The Trio Program at NVU-J is the largest in Vermont, making it a well established when it comes to reapplying for a new grant every five years. Writing and Humanities Specialist and Trio Mentor Leila Bandar wrote the grant this cycle.
The process for writing the Trio grant is a long one, requiring nearly a year’s worth of preparation to complete. The actual grant structure is comprised of a declaration of need section in which the program must demonstrate a significant need for funds; an objectives section which states what the Trio program plans for the grant cycle; and a program breakdown, which lists all of the facets of the program in an outline.
The Trio program must also show data-based evidence that its goals are being met. So far, the NVU-Johnson office has exceeded its objectives for as long as Madden has been heading the program.
Points are assigned for each category completed and then tallied for a final total to determine the score that a program achieves. Without meeting that threshold, the program will lose its funding and will need to find other sources of funds or have the institution pay out of pocket for the expense.
The selection process is highly competitive, with other colleges and universities in the state not making the cut for this round. UVM lost its grant and Northern Vermont University-Lyndon was only a single point away from reclaiming their grant that was rescinded in the last cycle.
Madden says no large changes are coming for Trio this grant cycle now that the funding has been secured.
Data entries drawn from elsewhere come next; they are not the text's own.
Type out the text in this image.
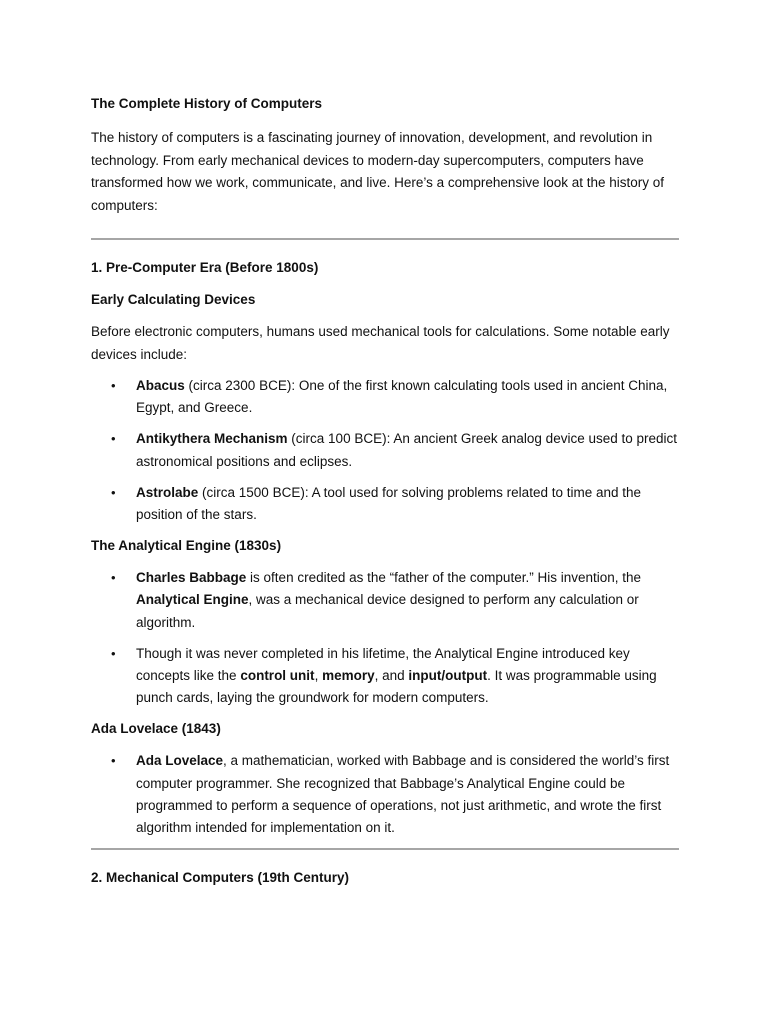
The Complete History of Computers

The history of computers is a fascinating journey of innovation, development, and revolution in technology. From early mechanical devices to modern-day supercomputers, computers have transformed how we work, communicate, and live. Here’s a comprehensive look at the history of computers:

1. Pre-Computer Era (Before 1800s)
Early Calculating Devices

Before electronic computers, humans used mechanical tools for calculations. Some notable early devices include:

• Abacus (circa 2300 BCE): One of the first known calculating tools used in ancient China, Egypt, and Greece.
• Antikythera Mechanism (circa 100 BCE): An ancient Greek analog device used to predict astronomical positions and eclipses.
• Astrolabe (circa 1500 BCE): A tool used for solving problems related to time and the position of the stars.
The Analytical Engine (1830s)
• Charles Babbage is often credited as the “father of the computer.” His invention, the Analytical Engine, was a mechanical device designed to perform any calculation or algorithm.
• Though it was never completed in his lifetime, the Analytical Engine introduced key concepts like the control unit, memory, and input/output. It was programmable using punch cards, laying the groundwork for modern computers.
Ada Lovelace (1843)
• Ada Lovelace, a mathematician, worked with Babbage and is considered the world’s first computer programmer. She recognized that Babbage’s Analytical Engine could be programmed to perform a sequence of operations, not just arithmetic, and wrote the first algorithm intended for implementation on it.
2. Mechanical Computers (19th Century)
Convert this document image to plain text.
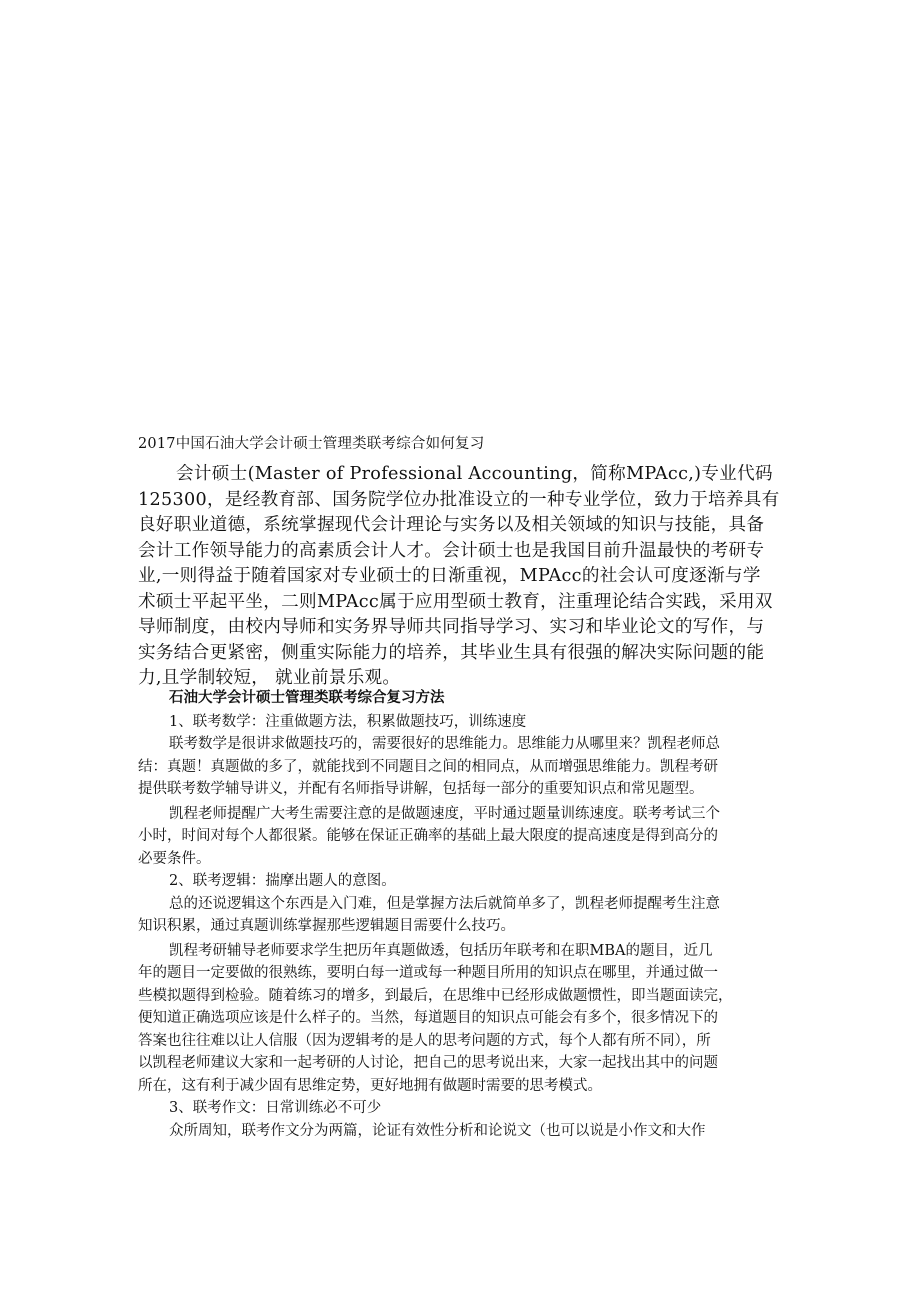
2017中国石油大学会计硕士管理类联考综合如何复习
会计硕士(Master of Professional Accounting，简称MPAcc,)专业代码
125300，是经教育部、国务院学位办批准设立的一种专业学位，致力于培养具有
良好职业道德，系统掌握现代会计理论与实务以及相关领域的知识与技能，具备
会计工作领导能力的高素质会计人才。会计硕士也是我国目前升温最快的考研专
业,一则得益于随着国家对专业硕士的日渐重视，MPAcc的社会认可度逐渐与学
术硕士平起平坐，二则MPAcc属于应用型硕士教育，注重理论结合实践，采用双
导师制度，由校内导师和实务界导师共同指导学习、实习和毕业论文的写作，与
实务结合更紧密，侧重实际能力的培养，其毕业生具有很强的解决实际问题的能
力,且学制较短， 就业前景乐观。
石油大学会计硕士管理类联考综合复习方法
1、联考数学：注重做题方法，积累做题技巧，训练速度
联考数学是很讲求做题技巧的，需要很好的思维能力。思维能力从哪里来？凯程老师总
结：真题！真题做的多了，就能找到不同题目之间的相同点，从而增强思维能力。凯程考研
提供联考数学辅导讲义，并配有名师指导讲解，包括每一部分的重要知识点和常见题型。
凯程老师提醒广大考生需要注意的是做题速度，平时通过题量训练速度。联考考试三个
小时，时间对每个人都很紧。能够在保证正确率的基础上最大限度的提高速度是得到高分的
必要条件。
2、联考逻辑：揣摩出题人的意图。
总的还说逻辑这个东西是入门难，但是掌握方法后就简单多了，凯程老师提醒考生注意
知识积累，通过真题训练掌握那些逻辑题目需要什么技巧。
凯程考研辅导老师要求学生把历年真题做透，包括历年联考和在职MBA的题目，近几
年的题目一定要做的很熟练，要明白每一道或每一种题目所用的知识点在哪里，并通过做一
些模拟题得到检验。随着练习的增多，到最后，在思维中已经形成做题惯性，即当题面读完，
便知道正确选项应该是什么样子的。当然，每道题目的知识点可能会有多个，很多情况下的
答案也往往难以让人信服（因为逻辑考的是人的思考问题的方式，每个人都有所不同），所
以凯程老师建议大家和一起考研的人讨论，把自己的思考说出来，大家一起找出其中的问题
所在，这有利于减少固有思维定势，更好地拥有做题时需要的思考模式。
3、联考作文：日常训练必不可少
众所周知，联考作文分为两篇，论证有效性分析和论说文（也可以说是小作文和大作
However, Madden did say that the office would continue to work towards expanding its reach and bringing opportunities to students who meet the criteria for the Trio program.
Recently, reaching students who qualify has been a problem. COVID has affected the number of students who have sought out Trio for services, and this poses a potential problem for the office, which must demonstrate that they are serving enough students to demonstrate need.
“We have trouble recruiting in this environment and we need a lot of students because we graduated a big group of students that was our first Summer Bridge program,” Madden said of meeting that threshold.
Students who wish to investigate their eligibility for the Trio program can visit the Academic Support page on the NVU web page, or through the Canvas class that every student is enrolled in automatically.